A group calling itself Flint Hills Stewards is protesting an application by Quail Oil and Gas Co. of Garden City for permission to inject saltwater into a new Morris County well near Burdick.

The group contends that the well is close to a large fault line and could make the Flint Hills earthquake prone, as apparently has happened in areas of Oklahoma where disposal wells are sometimes connected with a different oil and gas extraction technique called fracking.

Group founders Cindy Hoedi of Matfield Green and Elexa Dawson of Cedar Point are seeking to raise money to mount a legal challenge.

Of 20 existing wastewater wells in Morris County, two-thirds receive less than the 5,000 barrels a day the new well could receive. That is a fraction of the wastewater pumped into wells in the south-central part of the state.

Tandis Bidgoli, assistant scientist for the Kansas Geological Survey, was surprised by the group’s opposition because the Kansas Corporation Commission has a precedent of approving such wells.

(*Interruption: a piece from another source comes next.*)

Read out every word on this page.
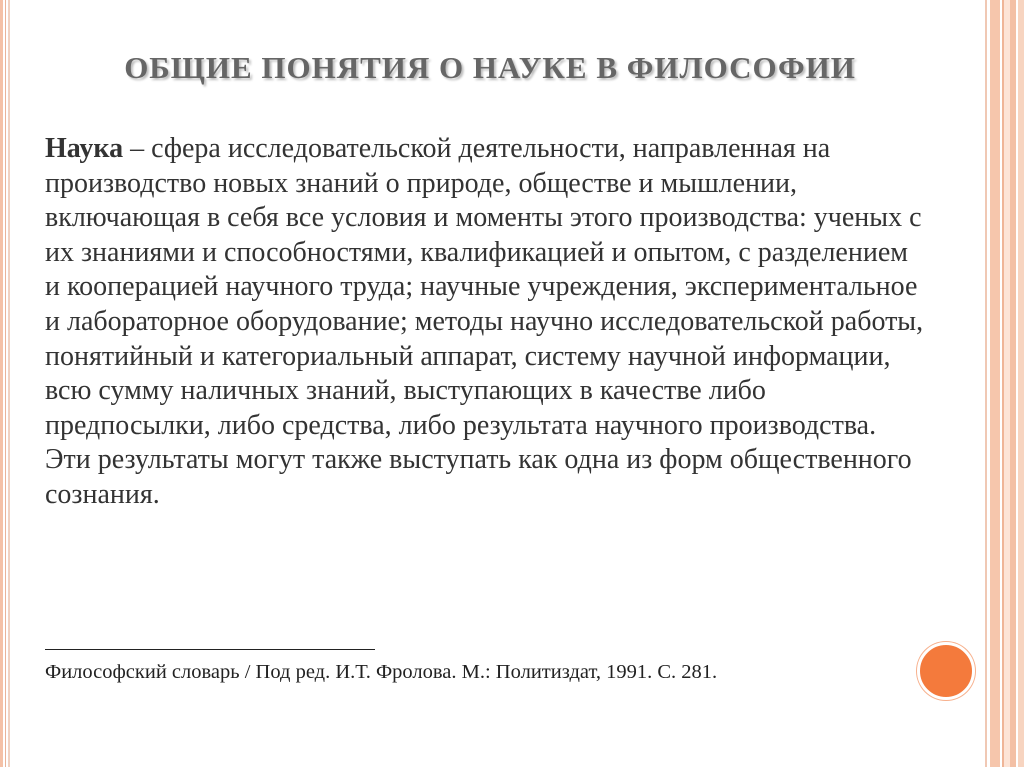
ОБЩИЕ ПОНЯТИЯ О НАУКЕ В ФИЛОСОФИИ

Наука – сфера исследовательской деятельности, направленная на производство новых знаний о природе, обществе и мышлении, включающая в себя все условия и моменты этого производства: ученых с их знаниями и способностями, квалификацией и опытом, с разделением и кооперацией научного труда; научные учреждения, экспериментальное и лабораторное оборудование; методы научно исследовательской работы, понятийный и категориальный аппарат, систему научной информации, всю сумму наличных знаний, выступающих в качестве либо предпосылки, либо средства, либо результата научного производства. Эти результаты могут также выступать как одна из форм общественного сознания.

Философский словарь / Под ред. И.Т. Фролова. М.: Политиздат, 1991. С. 281.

Construction is regulated to prevent seepage into groundwater. Wells must have concrete casings and be at least 500 feet deep.

Under new state regulations imposed in 2015, the commission monitors wells that accept more than 5,000 barrels of wastewater a day to assess seismic impact. The Morris County well is limited to no more than 5,000 barrels.

Flint Hills Stewards contends that proximity to historic Diamond Springs as well as the potential impact earthquakes might have on historic buildings or even the Wolf Creek Power Plant at Burlington would make this a dangerous spot for a wastewater well.

Rick Basore, a Burdick resident, said he heard something about the proposed well but promptly forgot about it. He said he had not heard any talk about it among townsfolk.

Bill Kassebaum, who lives northeast of Burdick and whose mother has land adjacent to the well site, had no opinion on the matter.

Kansas Corporation Commission is accepting public comments through June 15, when a hearing is planned in Wichita.